Note: As a reference, check out my four part Bond Basics Tutorial: Part 1, Part 2, Part 3, Part 4.
If you were to go out and buy a long term municipal bond right now, it would fetch about 4.85-4.90%. And if you were to buy a closed end levered muni fund, you get about, well...4.90%. So why would anyone buy something that is essentially a municipal bond portfolio on margin? After all, the way these deals are structured is as follows: They 'borrow short and lend long' --in other words, they fund their leverage via money market (short term) floating rate preferred shares that are actually backed by the bonds in the portfolio. So let's say you borrow at 3.5% and lend at 5% and, voila! You capture the spread.

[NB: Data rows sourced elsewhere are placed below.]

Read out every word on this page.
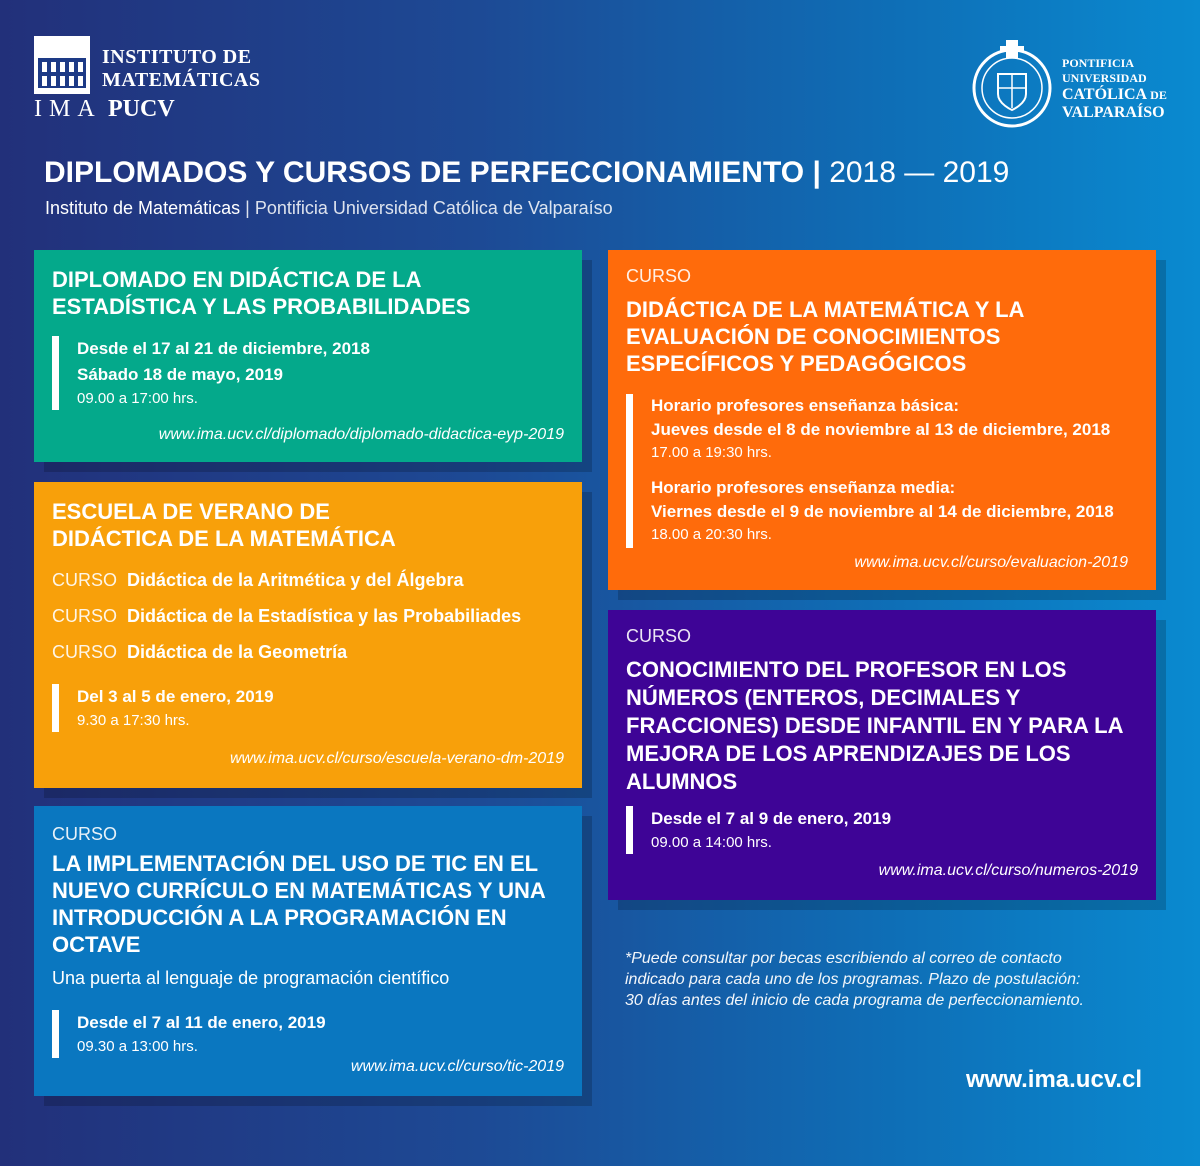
INSTITUTO DE
MATEMÁTICAS
IMA PUCV
PONTIFICIA
UNIVERSIDAD
CATÓLICA DE
VALPARAÍSO
DIPLOMADOS Y CURSOS DE PERFECCIONAMIENTO | 2018 — 2019
Instituto de Matemáticas | Pontificia Universidad Católica de Valparaíso
DIPLOMADO EN DIDÁCTICA DE LA
ESTADÍSTICA Y LAS PROBABILIDADES
Desde el 17 al 21 de diciembre, 2018
Sábado 18 de mayo, 2019
09.00 a 17:00 hrs.
www.ima.ucv.cl/diplomado/diplomado-didactica-eyp-2019
ESCUELA DE VERANO DE
DIDÁCTICA DE LA MATEMÁTICA
CURSO Didáctica de la Aritmética y del Álgebra
CURSO Didáctica de la Estadística y las Probabiliades
CURSO Didáctica de la Geometría
Del 3 al 5 de enero, 2019
9.30 a 17:30 hrs.
www.ima.ucv.cl/curso/escuela-verano-dm-2019
CURSO
LA IMPLEMENTACIÓN DEL USO DE TIC EN EL
NUEVO CURRÍCULO EN MATEMÁTICAS Y UNA
INTRODUCCIÓN A LA PROGRAMACIÓN EN
OCTAVE
Una puerta al lenguaje de programación científico
Desde el 7 al 11 de enero, 2019
09.30 a 13:00 hrs.
www.ima.ucv.cl/curso/tic-2019
CURSO
DIDÁCTICA DE LA MATEMÁTICA Y LA
EVALUACIÓN DE CONOCIMIENTOS
ESPECÍFICOS Y PEDAGÓGICOS
Horario profesores enseñanza básica:
Jueves desde el 8 de noviembre al 13 de diciembre, 2018
17.00 a 19:30 hrs.
Horario profesores enseñanza media:
Viernes desde el 9 de noviembre al 14 de diciembre, 2018
18.00 a 20:30 hrs.
www.ima.ucv.cl/curso/evaluacion-2019
CURSO
CONOCIMIENTO DEL PROFESOR EN LOS
NÚMEROS (ENTEROS, DECIMALES Y
FRACCIONES) DESDE INFANTIL EN Y PARA LA
MEJORA DE LOS APRENDIZAJES DE LOS
ALUMNOS
Desde el 7 al 9 de enero, 2019
09.00 a 14:00 hrs.
www.ima.ucv.cl/curso/numeros-2019
*Puede consultar por becas escribiendo al correo de contacto
indicado para cada uno de los programas. Plazo de postulación:
30 días antes del inicio de cada programa de perfeccionamiento.
www.ima.ucv.cl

Enter the brokerage firms. When these funds are brought to market, they are typically offered at $15 per share but come with a hefty sales charge and fee of 7%! Yep, you get $13.95 worth of bonds for $15. A bargain? I think not. But in the new deflationary days of trading bonds or stocks, it amounts to what we might call a 'seven point rocket.' Pretty appealing for the brokerage community. Eventually, the market smells this out and the securities often settle at a discount to net asset value, sometimes as much as 15%. This takes the $15 to $13.95 to $11.85. Take a look at this chart of Investment Grade Municipal Income Fund (PPM) and you can see what I mean by the discount to NAV.
Why is this done? To generate the 7% commission and an annual management fee that generally hovers around 1%. Check out the table below of the fee structure…1.39% a year…yeesh!
And this business is being sold for 26x? You must be kidding me.
As far as these funds go, I play them from both the short and long side but very carefully and I generally look for non leveraged funds like NXR and NXQ if I want exposure. but to be frank, they are usually not liquid enough for me.
But all I can say is, buyer beware! Oh yeah, one last thing. They have all been cutting their dividends of late, partly due to the flattish yield curve and partly because the high coupon bonds they bought in the past are being called and they have to replace with lower coupons as you can see in MYI here...
Yep, that's right sports fans, a five year compounded growth rate of minus 6.22%. I rest my case.